Adolescents.. sigh

Today I left school early, tired, sick.  The last reason being the official reason for why I could go.  It was a pretty dumpy week, not just for me, but for other teachers.

Yesterday, I read the NY Times article, “How to Help Kids in Poverty Adjust to the Stability of School after Break.”  It was sad because I realized I messed up personally by being aloof instead of warm.

and today I ran into this old gem of a friend… (Bukowski’s poem)

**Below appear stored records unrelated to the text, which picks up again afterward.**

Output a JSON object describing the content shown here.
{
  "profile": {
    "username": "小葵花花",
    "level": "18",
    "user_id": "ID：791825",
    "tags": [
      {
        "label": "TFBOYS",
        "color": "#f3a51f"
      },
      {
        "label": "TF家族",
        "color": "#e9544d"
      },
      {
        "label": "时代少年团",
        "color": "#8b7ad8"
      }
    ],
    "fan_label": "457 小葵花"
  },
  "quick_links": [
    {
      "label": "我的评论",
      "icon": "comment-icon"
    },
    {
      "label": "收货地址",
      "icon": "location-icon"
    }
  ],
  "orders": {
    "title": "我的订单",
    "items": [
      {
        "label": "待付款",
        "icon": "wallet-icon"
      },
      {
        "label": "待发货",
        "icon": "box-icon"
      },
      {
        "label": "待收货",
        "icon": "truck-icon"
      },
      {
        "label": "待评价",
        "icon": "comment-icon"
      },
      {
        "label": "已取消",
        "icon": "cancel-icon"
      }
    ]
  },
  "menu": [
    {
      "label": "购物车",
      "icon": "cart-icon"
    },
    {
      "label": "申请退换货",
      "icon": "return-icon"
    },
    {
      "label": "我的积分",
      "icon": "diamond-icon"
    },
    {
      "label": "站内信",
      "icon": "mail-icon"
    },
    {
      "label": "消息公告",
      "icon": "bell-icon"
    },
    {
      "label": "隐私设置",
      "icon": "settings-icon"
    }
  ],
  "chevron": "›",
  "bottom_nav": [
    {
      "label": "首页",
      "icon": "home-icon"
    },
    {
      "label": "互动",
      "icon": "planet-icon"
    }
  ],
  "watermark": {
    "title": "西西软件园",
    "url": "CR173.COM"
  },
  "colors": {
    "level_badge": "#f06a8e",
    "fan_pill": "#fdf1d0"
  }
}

there’s a bluebird in my heart that
wants to get out
but I’m too tough for him,
I say, stay in there, I’m not going
to let anybody see
you.
there’s a bluebird in my heart that
wants to get out
but I pour whiskey on him and inhale
cigarette smoke
and the whores and the bartenders
and the grocery clerks
never know that
he’s
in there.

there’s a bluebird in my heart that
wants to get out
but I’m too tough for him,
I say,
stay down, do you want to mess
me up?
you want to screw up the
works?
you want to blow my book sales in
Europe?
there’s a bluebird in my heart that
wants to get out
but I’m too clever, I only let him out
at night sometimes
when everybody’s asleep.
I say, I know that you’re there,
so don’t be
sad.
then I put him back,
but he’s singing a little
in there, I haven’t quite let him
die
and we sleep together like
that
with our
secret pact
and it’s nice enough to
make a man
weep, but I don’t
weep, do
you?

 

And I cried on the bus because on one hand, I’m imagining myself reading this poem to my kids and them scoffing or choosing not to “get it”.  On the other hand, I’m imagining myself handing this poem to a few students and maybe they’ll read it and get it.  On the third hand, I’m just wondering why and how it came to be so bleak for them.